Every defendant has the right to file an appeal to a higher court. The procedure is put in place to ensure fair trials and minimize legal errors that may affect the outcome of criminal cases. According to the Administrative Office of the United States Courts, the number of appeals filed is increasing by a substantial amount every year.

The result is predictable. Federal criminal appeals take longer to process. The different court circuits we have in this country are taking active steps towards speeding up the process.

Long Waiting Time

According to the same reports from the Administrative Office of the United States Courts, most federal criminal appeals take 17 months to reach a verdict. The process is shorter in particular court circuits, but it can also be very long in others.

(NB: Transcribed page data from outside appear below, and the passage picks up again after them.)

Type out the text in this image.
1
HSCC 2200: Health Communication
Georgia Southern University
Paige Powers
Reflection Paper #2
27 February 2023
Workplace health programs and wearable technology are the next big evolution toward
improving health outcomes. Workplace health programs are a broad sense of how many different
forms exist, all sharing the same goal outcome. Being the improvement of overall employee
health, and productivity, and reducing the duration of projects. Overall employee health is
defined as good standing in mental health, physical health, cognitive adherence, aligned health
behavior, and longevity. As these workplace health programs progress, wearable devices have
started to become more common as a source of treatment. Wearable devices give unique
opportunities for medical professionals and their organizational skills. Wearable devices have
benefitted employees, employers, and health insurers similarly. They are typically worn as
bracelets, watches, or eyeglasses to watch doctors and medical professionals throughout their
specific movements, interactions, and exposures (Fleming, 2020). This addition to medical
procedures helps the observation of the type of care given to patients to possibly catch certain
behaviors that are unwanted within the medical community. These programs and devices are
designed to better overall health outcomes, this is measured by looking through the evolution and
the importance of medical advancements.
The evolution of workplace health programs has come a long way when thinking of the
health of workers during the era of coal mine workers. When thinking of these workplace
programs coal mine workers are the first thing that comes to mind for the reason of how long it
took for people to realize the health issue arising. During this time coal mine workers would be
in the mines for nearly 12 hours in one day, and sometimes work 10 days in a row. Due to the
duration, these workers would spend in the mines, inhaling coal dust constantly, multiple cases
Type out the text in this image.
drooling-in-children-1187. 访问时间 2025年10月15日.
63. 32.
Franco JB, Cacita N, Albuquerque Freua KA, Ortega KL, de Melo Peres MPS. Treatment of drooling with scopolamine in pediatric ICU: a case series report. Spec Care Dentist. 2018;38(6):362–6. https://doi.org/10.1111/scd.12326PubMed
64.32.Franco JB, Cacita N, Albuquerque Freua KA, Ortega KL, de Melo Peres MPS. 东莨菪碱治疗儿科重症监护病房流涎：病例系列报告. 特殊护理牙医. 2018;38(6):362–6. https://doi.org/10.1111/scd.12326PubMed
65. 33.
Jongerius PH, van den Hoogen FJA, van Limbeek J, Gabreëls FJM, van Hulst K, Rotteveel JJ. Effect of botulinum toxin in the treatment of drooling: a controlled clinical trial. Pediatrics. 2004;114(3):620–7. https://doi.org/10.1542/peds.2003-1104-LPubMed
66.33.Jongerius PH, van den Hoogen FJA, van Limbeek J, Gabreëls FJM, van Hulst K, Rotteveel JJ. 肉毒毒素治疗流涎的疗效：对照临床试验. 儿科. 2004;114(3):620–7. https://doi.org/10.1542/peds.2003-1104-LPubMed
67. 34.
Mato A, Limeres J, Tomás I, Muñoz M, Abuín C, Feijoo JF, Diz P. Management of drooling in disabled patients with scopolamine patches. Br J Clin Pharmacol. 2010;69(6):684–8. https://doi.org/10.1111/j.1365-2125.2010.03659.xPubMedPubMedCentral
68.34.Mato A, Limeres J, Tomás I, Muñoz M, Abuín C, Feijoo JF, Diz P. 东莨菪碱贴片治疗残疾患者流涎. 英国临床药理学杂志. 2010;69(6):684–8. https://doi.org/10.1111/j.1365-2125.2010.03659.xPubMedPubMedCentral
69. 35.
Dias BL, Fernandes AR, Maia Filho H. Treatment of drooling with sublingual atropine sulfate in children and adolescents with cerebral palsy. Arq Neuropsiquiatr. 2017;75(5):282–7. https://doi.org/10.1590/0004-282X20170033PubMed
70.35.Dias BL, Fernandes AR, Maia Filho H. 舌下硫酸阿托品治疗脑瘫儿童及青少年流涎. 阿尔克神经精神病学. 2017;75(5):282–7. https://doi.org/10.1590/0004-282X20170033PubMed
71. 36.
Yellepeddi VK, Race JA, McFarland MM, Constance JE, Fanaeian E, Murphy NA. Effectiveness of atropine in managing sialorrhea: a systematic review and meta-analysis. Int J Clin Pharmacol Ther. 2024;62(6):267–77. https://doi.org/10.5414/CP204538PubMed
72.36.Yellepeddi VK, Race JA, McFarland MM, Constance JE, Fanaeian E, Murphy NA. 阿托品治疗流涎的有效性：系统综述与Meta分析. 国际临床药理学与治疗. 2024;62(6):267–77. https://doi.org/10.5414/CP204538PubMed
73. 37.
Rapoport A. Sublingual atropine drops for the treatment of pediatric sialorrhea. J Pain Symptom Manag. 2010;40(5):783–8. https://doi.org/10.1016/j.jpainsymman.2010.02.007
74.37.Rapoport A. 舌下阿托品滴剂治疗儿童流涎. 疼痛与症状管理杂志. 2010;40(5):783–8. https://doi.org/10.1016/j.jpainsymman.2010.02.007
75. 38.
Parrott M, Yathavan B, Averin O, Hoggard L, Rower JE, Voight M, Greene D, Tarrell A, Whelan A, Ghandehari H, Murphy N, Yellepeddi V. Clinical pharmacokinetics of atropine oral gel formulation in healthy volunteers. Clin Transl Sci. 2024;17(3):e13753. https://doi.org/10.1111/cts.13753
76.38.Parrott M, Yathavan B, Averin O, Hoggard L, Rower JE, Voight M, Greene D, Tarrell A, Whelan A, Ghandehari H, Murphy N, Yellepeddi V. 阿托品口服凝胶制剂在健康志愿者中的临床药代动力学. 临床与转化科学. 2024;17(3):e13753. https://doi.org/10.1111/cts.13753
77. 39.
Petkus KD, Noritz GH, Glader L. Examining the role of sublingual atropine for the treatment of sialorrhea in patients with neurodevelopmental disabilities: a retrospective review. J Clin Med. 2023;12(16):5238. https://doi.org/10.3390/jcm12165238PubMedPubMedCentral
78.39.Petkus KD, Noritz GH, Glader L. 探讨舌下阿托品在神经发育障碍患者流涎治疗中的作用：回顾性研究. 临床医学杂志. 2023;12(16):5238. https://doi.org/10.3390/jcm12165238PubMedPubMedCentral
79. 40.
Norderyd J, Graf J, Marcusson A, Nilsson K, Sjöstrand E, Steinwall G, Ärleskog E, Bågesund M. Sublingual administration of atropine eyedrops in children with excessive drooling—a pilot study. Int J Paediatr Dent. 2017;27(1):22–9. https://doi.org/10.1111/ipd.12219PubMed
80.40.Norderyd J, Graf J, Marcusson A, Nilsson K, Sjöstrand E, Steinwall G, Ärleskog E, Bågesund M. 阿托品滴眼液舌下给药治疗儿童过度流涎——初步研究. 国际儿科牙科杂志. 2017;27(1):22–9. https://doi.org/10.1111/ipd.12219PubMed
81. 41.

Among the 12 court circuits available in this country, the Fourth Circuit is the fastest one when handling appeals. The circuit, covering Maryland, North Carolina, South Carolina, Virginia and West Virginia, has an average time of 8 months for every appeal case filed.

If you file for an appeal in the Ninth Circuit, however, expect the waiting time to be as long as 22 months. There is a large volume of cases waiting to be processed in the circuit which covers California, Nevada, Washington, Oregon, Idaho and Montana, so it is not always possible to reach a resolution quickly.

On-the-Briefs Resolution

According to experienced criminal appeals attorney Morris A. Anyah, more criminal appeals are processed on-the-briefs. The approach means no hearings or court sessions are required to review the appeal case objectively. Judges only examine the case based on the case documents filed in the appeal.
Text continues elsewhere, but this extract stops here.